Burj-NBP deal on the cards?

Published January 12, 2015
Illustration by Abro
Illustration by Abro

The banking sector enters 2015 promising more deal-making activities. Apart from the roughly half a dozen transactions that got underway last year, only one went all the way to completion. And another one might be following suit.

Interestingly — though the circumstances are markedly different — it may be yet another Islamic bank that proceeds in that direction.

In October 2014, Meezan Bank acquired HSBC’s Pakistan operations. Analysts said at the time that the deal had more to do with the foreign bank’s parent company’s decision to exit from certain markets, including Pakistan.

And the state-run National Bank of Pakistan has expressed an interest in potentially acquiring Burj Bank Ltd. NBP recently said it will conduct due diligence on Burj, and hoped to complete the exercise in a ‘short timeframe’. However, it was in August 2014 that it had first shown interest in the bank.

“This transaction looks like a winner for both parties, [given] NBP’s financial strength and Burj’s brand equity,” said a senior Burj Bank executive

The Burj deal is being closely watched by the market, as it has so far failed to meet the central bank’s minimum capital requirement (MCR) of Rs10bn.

The issue of capital shortfall at small banks garnered urgent national prominence after the government placed the troubled KASB Bank under a six-month moratorium in November after the bank failed to comply with the MCR and the capital adequacy ratio (CAR) requirement of 10pc.

The episode prompted other capital-starved banks — both conventional and Islamic ones — to scramble to shore up their capital levels. In December alone, three banks either received advances against rights issues from their sponsors, or announced their intent to shortly issue rights shares.

That leaves Burj Bank, which had Rs46.2bn in assets by September. In February 2014, MCB Bank had announced that it will appraise Burj; however, it soon said it will not be proceeding any further. One market source suggested that the discussions probably broke down over the price issue. MCB has since announced that it will establish its own Islamic banking subsidiary.

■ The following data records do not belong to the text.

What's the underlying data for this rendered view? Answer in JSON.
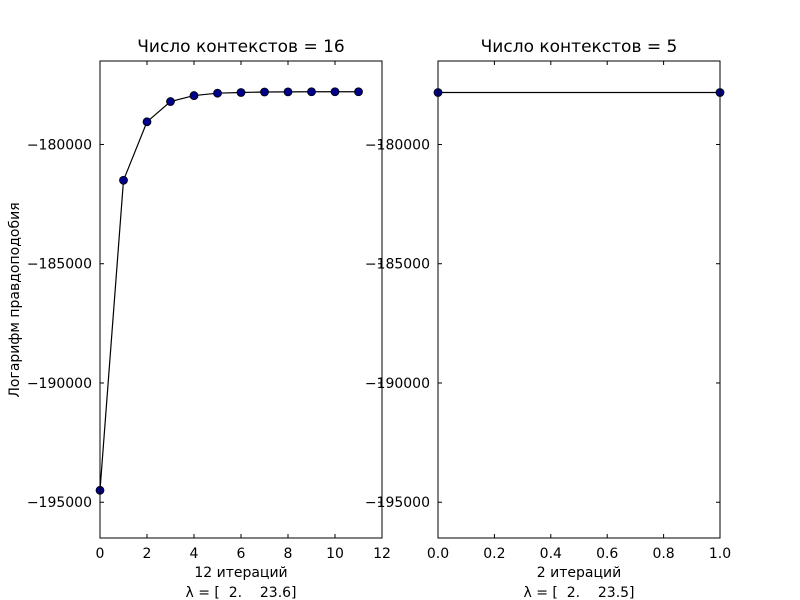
{
  "chart_data": [
    {
      "type": "line",
      "title": "Число контекстов = 16",
      "xlabel": "12 итераций",
      "xlabel2": "λ = [  2.    23.6]",
      "ylabel": "Логарифм правдоподобия",
      "xlim": [
        0,
        12
      ],
      "ylim": [
        -196500,
        -176500
      ],
      "xticks": [
        0,
        2,
        4,
        6,
        8,
        10,
        12
      ],
      "xtick_labels": [
        "0",
        "2",
        "4",
        "6",
        "8",
        "10",
        "12"
      ],
      "yticks": [
        -180000,
        -185000,
        -190000,
        -195000
      ],
      "ytick_labels": [
        "−180000",
        "−185000",
        "−190000",
        "−195000"
      ],
      "grid": false,
      "series": [
        {
          "x": [
            0,
            1,
            2,
            3,
            4,
            5,
            6,
            7,
            8,
            9,
            10,
            11
          ],
          "y": [
            -194500,
            -181500,
            -179050,
            -178200,
            -177950,
            -177850,
            -177820,
            -177800,
            -177795,
            -177790,
            -177790,
            -177790
          ]
        }
      ]
    },
    {
      "type": "line",
      "title": "Число контекстов = 5",
      "xlabel": "2 итераций",
      "xlabel2": "λ = [  2.    23.5]",
      "ylabel": "",
      "xlim": [
        0,
        1
      ],
      "ylim": [
        -196500,
        -176500
      ],
      "xticks": [
        0,
        0.2,
        0.4,
        0.6,
        0.8,
        1.0
      ],
      "xtick_labels": [
        "0.0",
        "0.2",
        "0.4",
        "0.6",
        "0.8",
        "1.0"
      ],
      "yticks": [
        -180000,
        -185000,
        -190000,
        -195000
      ],
      "ytick_labels": [
        "−180000",
        "−185000",
        "−190000",
        "−195000"
      ],
      "grid": false,
      "series": [
        {
          "x": [
            0,
            1
          ],
          "y": [
            -177820,
            -177820
          ]
        }
      ]
    }
  ],
  "colors": {
    "line": "#000000",
    "marker_fill": "#00008b",
    "marker_edge": "#000000"
  }
}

“Look, Burj is a small Islamic bank that has been running losses of late and has failed to meet the MCR. While the discussions are naturally a closely held secret, if it wishes, NBP can completely acquire it,” commented a senior sector watcher not affiliated with any of the two banks.

But that is ignoring one key fact: conventional banks, particularly the bigger ones, have only recently woken up to the true potential of Islamic banking. “In a country like ours where banks have barely touched the surface of the bankable population, the opportunities are immense. Pakistan is a young and predominantly Muslim country; big or small, the pie will [eventually] grow larger and all banks will have their fair share,” a senior Burj Bank executive told Dawn.

Burj is one of just five full-fledged Islamic banks in the country. It is backed by the Islamic Corporation for the Development (ICD), the private sector investment arm of the Islamic Development Bank, which held a 33.9pc stake by the end of 2013.

“Burj has [swiftly] established itself as a progressive and innovative brand with a strong balance sheet and a healthy CAR. Burj has developed a strong alternate delivery channel portfolio and has significantly grown its retail asset portfolio,” he added.

By the end of September, the bank’s CAR stood at 18.72pc. While the SBP has set the CAR limit at 10pc for all banks, it set it higher at 23pc for Burj, given that the bank’s capital (net of losses) stood at Rs4.918bn. However, the CAR limit for the bank was later reduced to 18pc.

“Burj Bank is taking concrete measures to raise capital to meet the MCR of Rs10bn. Mr Khaled Al Aboodi, the CEO of ICD and the chairman of Burj Bank, recently visited Pakistan to meet senior officials at the SBP and NBP. He assured the SBP and NBP that ICD will extend full cooperation in raising capital for Burj,” said the executive.

Transaction structure: In case the two banks decide to proceed with the deal, NBP will have two choices: it can completely acquire Burj (akin to what Meezan did with HSBC), or it can make a capital injection in return for an equity stake in the small bank. Either way, Burj’s MCR is expected to go over the Rs10bn threshold.

However, in case the deal goes through, it remains to be seen if Burj would exist as a standalone Islamic bank, or if its operations will be merged with NBP’s Islamic banking section. By end-September, NBP had 21 Islamic banking branches, while Burj had 75.

“This transaction looks like a winner for both parties, [given] NBP’s financial strength and Burj’s brand equity. While [the] deal has obvious benefits for Burj, NBP also stands to gain from Burj’s progressive approach towards brand-building, its state of the art branches and competent human resource,” said the senior Burj executive.